Underlying Problem – Most presenters (at least those in our organisation) allow the white screen to take the stage rather themselves. They stand (or even sit) on the side, look at the screen themselves whilst talking, and some even read directly from the slides. There is lack of eye contact, and under-utilization of his / her body language. Human connection is discounted and presentation becomes less effective.
Ideally, the presenters should realise such issue and correct it. He / she should know how to take the stage back from the white screen. For example, ‘tell and show’ rather than ‘show and tell’. And avoid reading directly from the slides. And blank the screen and step forward whilst talking…. Often, it takes time for them especially for the presentation beginners to really adopt the above. It is not easy to change habit. In fact, I met a presenter who will turn his head to look at the white screen even though there is nothing on it!!!
Quick Fix – ‘Blank the screen for the 1st 1 minute’. Just present in the beginning with the screen off. With that, the presenter is bound to have eye contact, and the audience is bound to look at him / her (instead of the screen). The audience will feel that the presenter is taking charge, but not the screen (or projector), at least in the beginning for a better impression!! And as time goes, such habit of presenting without slides can be built up by lengthening the time or as the presenters get used to this 1st 1 minute.
Presentation skills class is my favourite class among all. Since there are only a few participants and the outcome is more observable by nature, I can feel my impact better. (Or know my failure more easily…..!!) In addition, I like it as somehow it makes me think a lot about behavioral change. For example, it is one thing that you convince the participant about the importance of ‘eye contact’, it is another thing that he / she can keep look at others’ eye as he / she speaks publicly. It is not easy to change the behavior. But this is what good training should do.

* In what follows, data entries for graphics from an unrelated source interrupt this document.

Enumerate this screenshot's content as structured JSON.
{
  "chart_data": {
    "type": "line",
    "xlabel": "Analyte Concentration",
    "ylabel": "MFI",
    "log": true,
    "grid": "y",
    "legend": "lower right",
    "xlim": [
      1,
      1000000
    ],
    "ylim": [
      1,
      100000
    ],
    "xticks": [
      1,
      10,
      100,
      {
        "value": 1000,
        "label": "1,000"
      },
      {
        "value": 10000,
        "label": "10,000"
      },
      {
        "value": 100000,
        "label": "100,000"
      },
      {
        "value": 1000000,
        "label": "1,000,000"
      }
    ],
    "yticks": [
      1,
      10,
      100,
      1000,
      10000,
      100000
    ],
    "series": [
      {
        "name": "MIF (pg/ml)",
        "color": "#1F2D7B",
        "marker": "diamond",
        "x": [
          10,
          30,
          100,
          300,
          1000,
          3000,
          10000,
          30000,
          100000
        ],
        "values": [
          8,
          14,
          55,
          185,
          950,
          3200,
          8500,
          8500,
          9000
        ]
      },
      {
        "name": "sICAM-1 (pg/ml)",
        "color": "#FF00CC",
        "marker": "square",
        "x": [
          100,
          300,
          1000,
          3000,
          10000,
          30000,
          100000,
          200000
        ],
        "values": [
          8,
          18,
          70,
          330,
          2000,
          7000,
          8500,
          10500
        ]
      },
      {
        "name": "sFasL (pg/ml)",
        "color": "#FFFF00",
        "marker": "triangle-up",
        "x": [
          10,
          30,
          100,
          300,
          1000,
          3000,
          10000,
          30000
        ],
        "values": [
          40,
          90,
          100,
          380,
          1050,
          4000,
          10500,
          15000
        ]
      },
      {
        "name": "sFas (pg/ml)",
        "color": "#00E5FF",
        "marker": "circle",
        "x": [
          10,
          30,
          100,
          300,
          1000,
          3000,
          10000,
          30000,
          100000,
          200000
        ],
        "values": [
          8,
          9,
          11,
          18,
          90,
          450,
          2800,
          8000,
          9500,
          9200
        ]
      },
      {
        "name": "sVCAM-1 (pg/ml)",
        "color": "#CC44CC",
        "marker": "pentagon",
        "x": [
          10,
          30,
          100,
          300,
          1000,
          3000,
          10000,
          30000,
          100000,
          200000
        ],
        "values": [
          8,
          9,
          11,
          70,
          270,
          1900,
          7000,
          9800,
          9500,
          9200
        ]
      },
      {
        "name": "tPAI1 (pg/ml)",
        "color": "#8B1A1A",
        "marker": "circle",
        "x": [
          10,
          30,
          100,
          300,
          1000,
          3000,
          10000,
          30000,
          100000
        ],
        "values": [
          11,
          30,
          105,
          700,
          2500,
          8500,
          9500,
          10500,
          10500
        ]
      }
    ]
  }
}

When I first started to deliver my presentation skills training, I would give them lot of ways on how to present better e.g. eye contact, story, analogy, diagram, pause, gesture, posture….. anyway… a lot!! More and more I realised that ‘too much’ will just make the participants more difficult to change their behavior. This is especially the case for those who just start to think about presentation skills. And for them particularly, theory e.g. “WIIFM” does not help much, at least not very quickly. They can better gain from the class by knowing specific TO-DO list (or NOT-TO-DO).
So, I am putting up a list of ‘Presentation Quick Fix’. They are basically TO-DO items which are:
- Simple to understand
- Easy to adopt even under presentation stress
- Quick to show resul
I believe that they will help people to yield short-term result quickly, and make behavioral change easier.